PhD Thesis Proposal: Phyo Aung Kyaw

Thursday, March 22, 2018, 10:00am

Room 202, Cummings Hall

“Efficient Power-Dense Passive Components for Next-Generation High-Frequency Power Conversion”


Advancements in energy systems and electric vehicles have increased demands for efficient and compact power electronics. High-frequency operation is important for improving the power density and miniaturization of switching power converters because of reduced energy storage requirement and better transient performance. Wide-bandgap semiconductors allows for efficient high-frequency switching, but full realization of their potential in power electronics requires efficient high-power high-frequency passive components. Magnetic components such as inductors and transformers, due to their frequency-dependent losses, are increasingly the main bottleneck in improvement of switching converter power density.

Although incremental improvements in magnetics, and passives in general, are enabling advances in power electronics, possibility for order-of-magnitude improvement merits consideration of the fundamental performance limits and exploration of alternative technologies. Analysis of various energy storage mechanisms indicates the potential of mechanical storage coupled with a piezoelectric transduction mechanism.
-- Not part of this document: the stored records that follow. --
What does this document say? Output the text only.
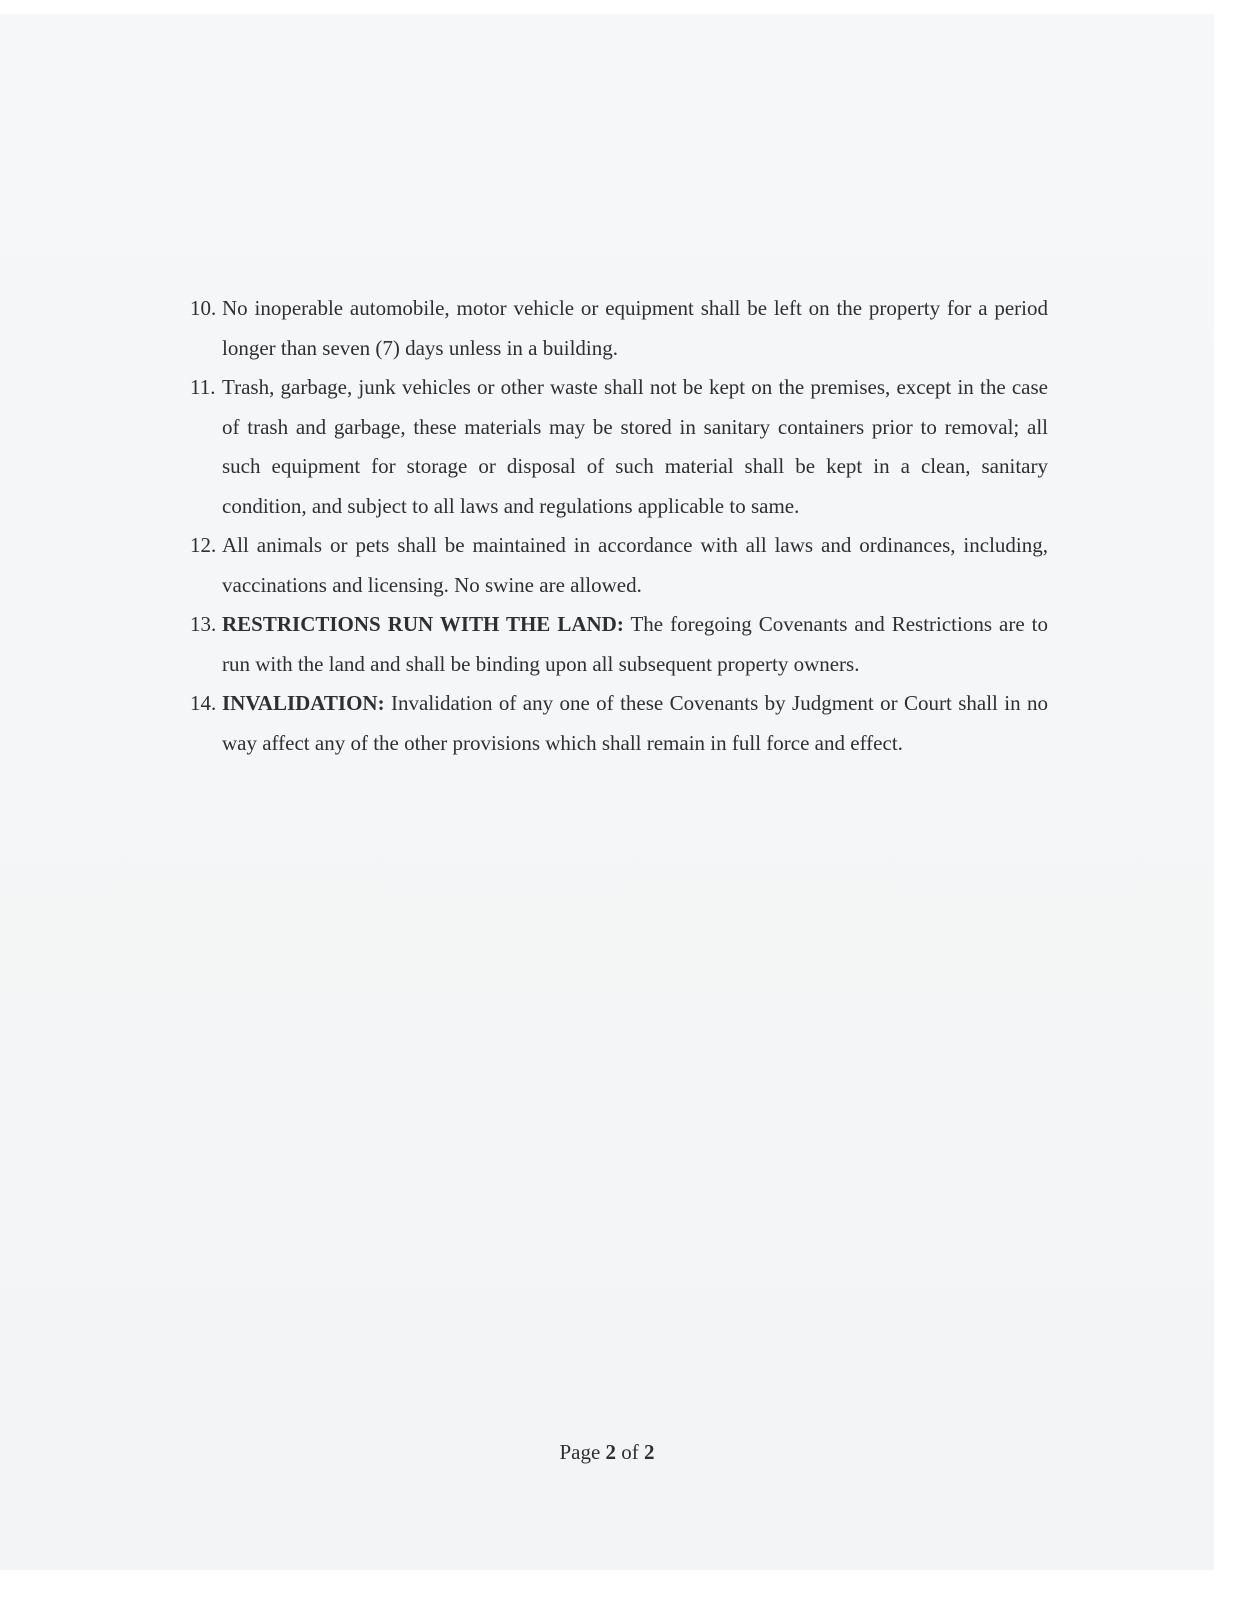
10. No inoperable automobile, motor vehicle or equipment shall be left on the property for a period longer than seven (7) days unless in a building.

11. Trash, garbage, junk vehicles or other waste shall not be kept on the premises, except in the case of trash and garbage, these materials may be stored in sanitary containers prior to removal; all such equipment for storage or disposal of such material shall be kept in a clean, sanitary condition, and subject to all laws and regulations applicable to same.

12. All animals or pets shall be maintained in accordance with all laws and ordinances, including, vaccinations and licensing. No swine are allowed.

13. RESTRICTIONS RUN WITH THE LAND: The foregoing Covenants and Restrictions are to run with the land and shall be binding upon all subsequent property owners.

14. INVALIDATION: Invalidation of any one of these Covenants by Judgment or Court shall in no way affect any of the other provisions which shall remain in full force and effect.

Page 2 of 2
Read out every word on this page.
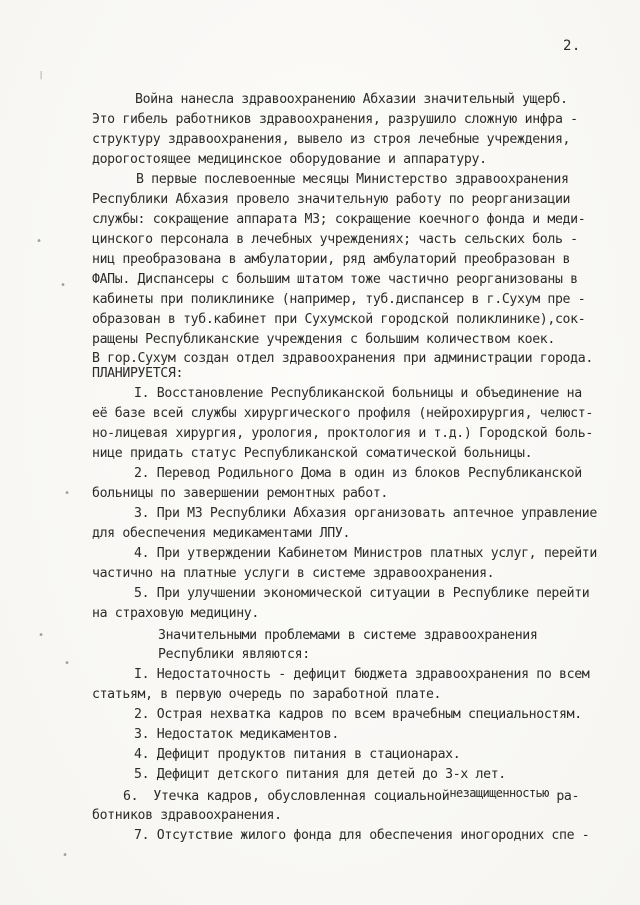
2.
Война нанесла здравоохранению Абхазии значительный ущерб.
Это гибель работников здравоохранения, разрушило сложную инфра -
структуру здравоохранения, вывело из строя лечебные учреждения,
дорогостоящее медицинское оборудование и аппаратуру.
В первые послевоенные месяцы Министерство здравоохранения
Республики Абхазия провело значительную работу по реорганизации
службы: сокращение аппарата МЗ; сокращение коечного фонда и меди-
цинского персонала в лечебных учреждениях; часть сельских боль -
ниц преобразована в амбулатории, ряд амбулаторий преобразован в
ФАПы. Диспансеры с большим штатом тоже частично реорганизованы в
кабинеты при поликлинике (например, туб.диспансер в г.Сухум пре -
образован в туб.кабинет при Сухумской городской поликлинике),сок-
ращены Республиканские учреждения с большим количеством коек.
В гор.Сухум создан отдел здравоохранения при администрации города.
ПЛАНИРУЕТСЯ:
I. Восстановление Республиканской больницы и объединение на
её базе всей службы хирургического профиля (нейрохирургия, челюст-
но-лицевая хирургия, урология, проктология и т.д.) Городской боль-
нице придать статус Республиканской соматической больницы.
2. Перевод Родильного Дома в один из блоков Республиканской
больницы по завершении ремонтных работ.
3. При МЗ Республики Абхазия организовать аптечное управление
для обеспечения медикаментами ЛПУ.
4. При утверждении Кабинетом Министров платных услуг, перейти
частично на платные услуги в системе здравоохранения.
5. При улучшении экономической ситуации в Республике перейти
на страховую медицину.
Значительными проблемами в системе здравоохранения
Республики являются:
I. Недостаточность - дефицит бюджета здравоохранения по всем
статьям, в первую очередь по заработной плате.
2. Острая нехватка кадров по всем врачебным специальностям.
3. Недостаток медикаментов.
4. Дефицит продуктов питания в стационарах.
5. Дефицит детского питания для детей до 3-х лет.
6.  Утечка кадров, обусловленная социальнойнезащищенностью ра-
ботников здравоохранения.
7. Отсутствие жилого фонда для обеспечения иногородних спе -
❘
•
•
•
•
•
•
Optimal designs of piezoelectric and electromagnetic resonant tanks, in some ideal scenarios, are capable of orders-of-magnitude higher power density than passive components in use today. Investigation of various practical limitations to these ideal scenarios can provide insight into possible improvement achievable by various technological development.

This process of assessing the fundamental performance limits, followed by examination of the impact of various practical limitations has resulted in development of high-performance resonant tank prototypes. First, an integrated LC resonator with a winding made of multiple layers of foil conductors demonstrates a 50% improvement in quality factor over a similar resonator with a single-layer winding. Second, an optimally designed integrated LC resonant tank, made of commercial Class I ceramic capacitors, has a sub-mΩ effective series resistance and incurs only 4.56 W loss, resulting in a power capability of 7.42 kW in a small 1.14 cm3 volume. The high performance means that a power converter utilizing these prototype resonators will be limited by the performance of switches and interconnects rather than by the passive component, and investigations of such limitations are topics for future research.